International and European Refugee Law

Course Description: 

This course explores the legal and policy issues of forced migration. It is practice oriented, enabling the students to meet leading actors of the refugee scene. The course consists of five major blocks: the first sets the historic, conceptual and philosophical framework. The second reviews international refugee law, to be applied at the universal level. The third thoroughly investigates the European asylum acquis  and practice from its inception to the crisis of 2015-2016 and the paralysis thereafter.  The fourth block is rather empirical and introduces the actors, first and foremost the refugees, their psychological experience during flight and  in the asylum country and the major actors alleviating their plight. Personal encounter with  UNHCR officers, NGO case workers, psychologists treating vulnerable cases form part of this block. The last unit extends the view: it covers internal displacement and the debates about migration caused by environmental change.

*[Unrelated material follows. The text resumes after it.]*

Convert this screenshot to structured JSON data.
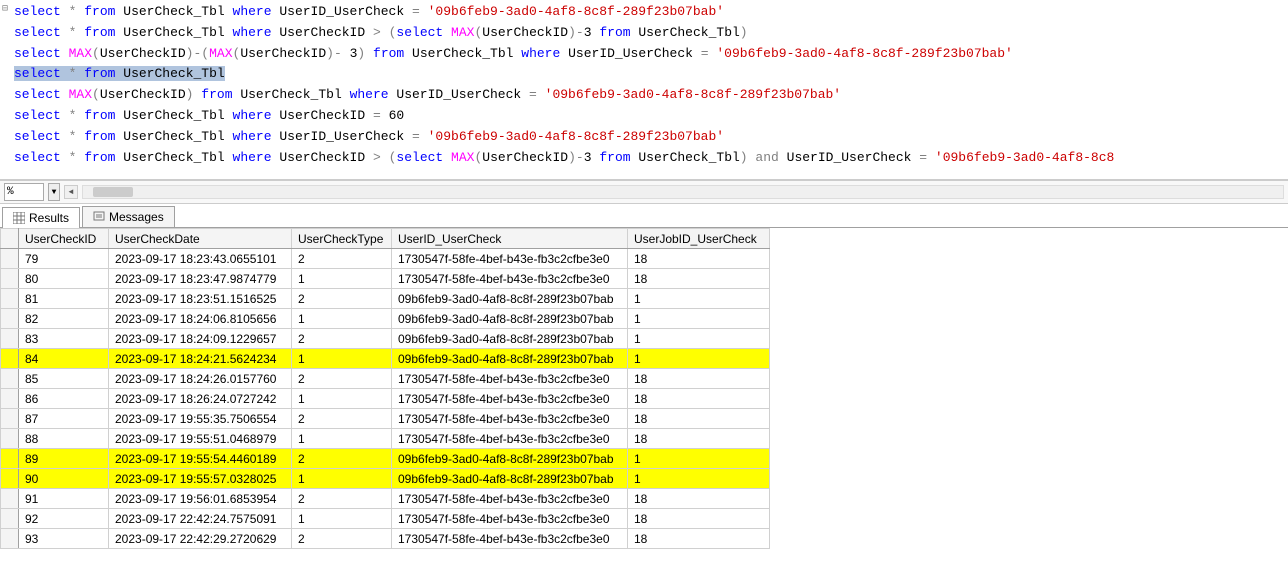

 Knowledge of law in general or international law in particular is not a prerequisite of participation in the course.

Learning Outcomes: 

In terms of cognitive skills the course is designed to develop the students’ readiness to develop logical arguments supporting a predetermined outcome, in other words to represent interests from a toolbox of available and legitimate legal arguments. Seminar discussion helps refine the argumentative and rhetoric skills. The presentation by each student during the course  serves strengthening the research design capabilities, the skill of academic co-operation, and, at the same time the readiness for individual work. The historic and empirical aspects of the course enrich the personal motivation and enhance emotional identification, thereby openness to plurality. The link of theory with “field experience” will anchor the abstract scholarly knowledge in thick reality thereby preparing students to be effective agents if later they start to work in this field.


The final exam mobilises the analytical and critical skills and the ability to be productive under time pressure. Constant formal and informal  feed-back from the professor during the course creates  an iterative process leading to deeper insight. Finally, the whole spirit of the course (as of refugee law itself)  supports the idea of open society and the value of individual freedom and human rights.